For the Canaries we have a proof in the Guanchos words, arahormaze and achormaze, green figs, taharemenen and tehahunemen, dried figs. Webb and Berthelot,[1490] who quote these names, and who admit the common origin of the Guanchos and Berbers, would have noted with pleasure the existence among the Touaregs, a Berber people, of the word tahart, fig tree,[1491] and in the French-Berber dictionary, published since their time, the names tabeksist, green fig, and tagrourt, fig tree. These old names, of more ancient and local origin than Arabic, bear witness to a very ancient habitation in the north of Africa as far as the Canaries.
The result of our inquiry shows, then, that the prehistoric area of the fig tree covered the middle and southern part of the Mediterranean basin from Syria to the Canaries.

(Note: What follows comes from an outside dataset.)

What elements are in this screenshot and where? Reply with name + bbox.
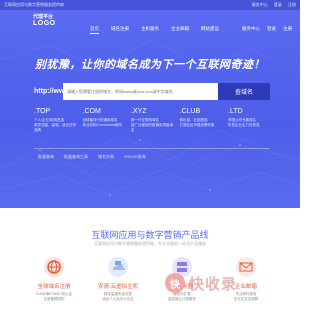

We may doubt the antiquity of the fig in the south of France, but a curious fact deserves mention. Planchon found in the quaternary tufa of Montpellier, and de Saporta[1492] in those of Aygalades near Marseilles, and in the quaternary strata of La Celle near Paris, leaves and even fruit of the wild Ficus carica, with teeth of Elephas primigenius, and leaves of plants of which some no longer exist, and others, like Laurus canariensis, have survived in the Canaries. So that the fig tree perhaps existed in its modern form in this remote epoch. It is possible that it perished in the south of France, as it certainly did at Paris, and reappeared later in a wild state in the southern region. Perhaps the fig trees which Webb and Berthelot had seen as old plants in the wildest part of the Canaries were descended from those which existed in the fourth epoch.
Bread-Fruit—Artocarpus incisa, Linnæus.
The bread-fruit tree was cultivated in all the islands of the Asiatic Archipelago, and of the great oceans near the equator, from Sumatra to the Marquesas Isles, when first Europeans began to visit them. Its fruit is constituted, like the pine-apple, of an assemblage of bracts and fruits welded into a fleshy mass, more or less spherical; and as in the pine-apple, the seeds come to nothing in the most productive cultivated varieties.[1493]